PSALM needs $1.2 billion to pay maturing Napocor debts

By Donnabelle L. Gatdula (The Philippine Star) Updated October 18, 2010 12:00 AM 


MANILA, Philippines - The Power Sector Assets and Liabilities Management Corp. (PSALM) will need $1.2 billion to finance the maturing obligations of the National Power Corp. (Napocor) next year.
PSALM president and CEO Emmanuel R. Ledesma Jr. said they are likely to raise this requirement in pesos.
Ledesma noted that Napocor’s maturing obligations in 2011, inclusive of interest, amount to approximately $1.2 billion. The amount consists of a $200-million bond that will mature in March 2011, and $400 million worth of floating rate notes that will be due in August 2011.
The PSALM chief said its present liability management program allows it to either tap the local capital market or engage in dollar financing to settle the obligations.
Ledesma said PSALM is leaning towards raising the necessary funds in the local currency, considering the successful government launch of the peso bonds in September.
He, however, pointed out that the final choice will depend on what the PSALM Board will deem as more advantageous to the government.
The new PSALM Board is scheduled to meet next week to discuss the corporation’s liability management program and its privatization schedule, among other matters.
Under the board-approved Liability Management Program Phase 2 (LMP-2), PSALM has peso bonds/credit facility with an aggregate amount of up to P50 billion, and a US dollar bond issuance of up to $1 billion.

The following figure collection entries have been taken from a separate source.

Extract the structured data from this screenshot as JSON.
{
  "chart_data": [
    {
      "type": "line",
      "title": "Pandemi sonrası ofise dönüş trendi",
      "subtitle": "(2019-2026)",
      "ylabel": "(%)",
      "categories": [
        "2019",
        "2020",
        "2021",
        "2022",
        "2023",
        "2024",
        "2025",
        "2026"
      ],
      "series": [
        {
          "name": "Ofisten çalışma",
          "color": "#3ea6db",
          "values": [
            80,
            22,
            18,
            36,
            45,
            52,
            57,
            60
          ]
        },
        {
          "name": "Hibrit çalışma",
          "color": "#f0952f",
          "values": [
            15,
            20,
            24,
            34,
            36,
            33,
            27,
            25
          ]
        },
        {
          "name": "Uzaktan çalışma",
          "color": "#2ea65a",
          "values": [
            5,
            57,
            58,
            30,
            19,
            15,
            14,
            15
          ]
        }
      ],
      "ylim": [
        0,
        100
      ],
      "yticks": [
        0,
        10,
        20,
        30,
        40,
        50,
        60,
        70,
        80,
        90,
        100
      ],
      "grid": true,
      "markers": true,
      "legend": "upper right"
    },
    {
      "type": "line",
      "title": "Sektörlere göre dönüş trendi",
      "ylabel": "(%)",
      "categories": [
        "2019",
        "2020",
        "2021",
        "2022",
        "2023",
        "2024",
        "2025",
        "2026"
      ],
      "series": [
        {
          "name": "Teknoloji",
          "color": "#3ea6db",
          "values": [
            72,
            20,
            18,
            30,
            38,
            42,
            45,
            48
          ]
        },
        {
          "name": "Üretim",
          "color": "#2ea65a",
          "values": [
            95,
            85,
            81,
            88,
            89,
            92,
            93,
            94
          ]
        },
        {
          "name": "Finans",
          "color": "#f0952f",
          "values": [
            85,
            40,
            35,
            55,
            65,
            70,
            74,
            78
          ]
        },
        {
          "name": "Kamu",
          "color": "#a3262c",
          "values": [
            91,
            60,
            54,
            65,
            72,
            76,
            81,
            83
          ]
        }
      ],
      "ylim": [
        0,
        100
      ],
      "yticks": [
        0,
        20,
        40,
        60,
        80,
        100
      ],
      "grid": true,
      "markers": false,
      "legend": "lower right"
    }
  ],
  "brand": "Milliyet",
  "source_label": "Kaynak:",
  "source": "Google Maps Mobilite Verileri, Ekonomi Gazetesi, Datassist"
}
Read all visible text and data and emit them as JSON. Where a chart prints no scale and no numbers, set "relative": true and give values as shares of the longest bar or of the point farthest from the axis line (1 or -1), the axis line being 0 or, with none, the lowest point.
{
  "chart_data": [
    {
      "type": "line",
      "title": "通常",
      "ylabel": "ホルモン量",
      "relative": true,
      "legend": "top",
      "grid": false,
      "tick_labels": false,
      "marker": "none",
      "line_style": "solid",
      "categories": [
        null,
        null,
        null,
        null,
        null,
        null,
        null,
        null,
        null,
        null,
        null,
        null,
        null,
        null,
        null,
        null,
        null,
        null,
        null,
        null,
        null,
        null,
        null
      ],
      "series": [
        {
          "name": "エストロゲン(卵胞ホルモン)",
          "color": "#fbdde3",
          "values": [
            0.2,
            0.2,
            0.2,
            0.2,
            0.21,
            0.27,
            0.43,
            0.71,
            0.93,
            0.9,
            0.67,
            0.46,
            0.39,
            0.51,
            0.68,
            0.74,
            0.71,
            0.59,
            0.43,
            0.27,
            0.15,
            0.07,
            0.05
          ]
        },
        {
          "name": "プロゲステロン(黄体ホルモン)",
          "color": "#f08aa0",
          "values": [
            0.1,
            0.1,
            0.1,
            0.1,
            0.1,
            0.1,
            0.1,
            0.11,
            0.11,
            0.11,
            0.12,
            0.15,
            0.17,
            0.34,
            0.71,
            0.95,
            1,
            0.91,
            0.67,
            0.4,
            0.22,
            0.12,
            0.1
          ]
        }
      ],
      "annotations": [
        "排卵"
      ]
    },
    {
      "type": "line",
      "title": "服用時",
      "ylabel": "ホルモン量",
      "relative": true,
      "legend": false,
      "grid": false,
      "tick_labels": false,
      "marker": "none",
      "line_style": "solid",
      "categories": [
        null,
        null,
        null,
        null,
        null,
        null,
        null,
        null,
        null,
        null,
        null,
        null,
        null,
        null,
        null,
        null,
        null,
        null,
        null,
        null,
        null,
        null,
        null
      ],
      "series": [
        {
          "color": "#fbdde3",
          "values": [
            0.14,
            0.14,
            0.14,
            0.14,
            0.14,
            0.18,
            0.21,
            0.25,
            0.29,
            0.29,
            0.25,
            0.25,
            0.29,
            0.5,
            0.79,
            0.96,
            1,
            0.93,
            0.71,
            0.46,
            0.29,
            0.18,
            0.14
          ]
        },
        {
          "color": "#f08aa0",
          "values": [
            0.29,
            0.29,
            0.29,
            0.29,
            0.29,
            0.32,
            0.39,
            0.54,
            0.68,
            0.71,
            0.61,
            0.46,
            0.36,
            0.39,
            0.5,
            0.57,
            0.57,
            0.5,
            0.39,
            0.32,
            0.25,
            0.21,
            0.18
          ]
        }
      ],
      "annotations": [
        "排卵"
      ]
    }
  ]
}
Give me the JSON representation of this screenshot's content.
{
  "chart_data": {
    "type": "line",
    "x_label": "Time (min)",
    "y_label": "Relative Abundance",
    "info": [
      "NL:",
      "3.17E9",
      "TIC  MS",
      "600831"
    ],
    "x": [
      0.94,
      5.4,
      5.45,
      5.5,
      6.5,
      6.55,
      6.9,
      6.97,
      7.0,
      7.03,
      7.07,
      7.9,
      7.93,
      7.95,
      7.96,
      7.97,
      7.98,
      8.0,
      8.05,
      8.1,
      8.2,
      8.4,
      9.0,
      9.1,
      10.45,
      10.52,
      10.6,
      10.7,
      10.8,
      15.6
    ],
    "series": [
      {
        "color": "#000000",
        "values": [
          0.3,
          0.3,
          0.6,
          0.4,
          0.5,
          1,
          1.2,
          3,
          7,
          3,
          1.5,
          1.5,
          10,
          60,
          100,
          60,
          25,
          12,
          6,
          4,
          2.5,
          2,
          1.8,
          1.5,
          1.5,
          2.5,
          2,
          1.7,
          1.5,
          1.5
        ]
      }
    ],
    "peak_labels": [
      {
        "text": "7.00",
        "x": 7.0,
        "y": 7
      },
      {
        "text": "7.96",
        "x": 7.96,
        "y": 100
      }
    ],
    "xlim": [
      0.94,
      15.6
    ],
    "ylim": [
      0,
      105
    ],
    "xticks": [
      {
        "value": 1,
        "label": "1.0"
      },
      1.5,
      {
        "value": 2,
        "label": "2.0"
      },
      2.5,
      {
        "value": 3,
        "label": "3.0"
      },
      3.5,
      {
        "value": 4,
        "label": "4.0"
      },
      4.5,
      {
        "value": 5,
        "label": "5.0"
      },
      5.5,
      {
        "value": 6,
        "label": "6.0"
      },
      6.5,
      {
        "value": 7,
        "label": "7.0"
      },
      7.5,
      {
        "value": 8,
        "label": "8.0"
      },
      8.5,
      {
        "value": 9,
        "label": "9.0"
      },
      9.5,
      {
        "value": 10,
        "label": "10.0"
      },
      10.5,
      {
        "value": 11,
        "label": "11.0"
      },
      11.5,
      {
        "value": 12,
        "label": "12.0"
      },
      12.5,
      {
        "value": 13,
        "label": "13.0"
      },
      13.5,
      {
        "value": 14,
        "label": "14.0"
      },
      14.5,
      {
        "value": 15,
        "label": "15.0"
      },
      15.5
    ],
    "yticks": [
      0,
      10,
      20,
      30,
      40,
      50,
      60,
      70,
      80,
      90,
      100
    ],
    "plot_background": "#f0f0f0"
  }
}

The corporation still has to use the remaining P20 billion of the P50-billion peso bonds.
Last April, PSALM successfully entered the domestic capital markets by offering P30 billion worth of five and seven-year fixed-rate retail bonds.
LMP-2 was launched last year to address liquidity concerns regarding PSALM’s maturing obligations in 2009-2011, which amounted to 34.61percent of PSALM’s principal payments. The program was approved by the PSALM Board on Aug. 26, 2009.
The new Board is also expected to finalize PSALM’s privatization plan for the rest of 2010 and for 2011 even as the Department of Energy (DOE) reviews the present program.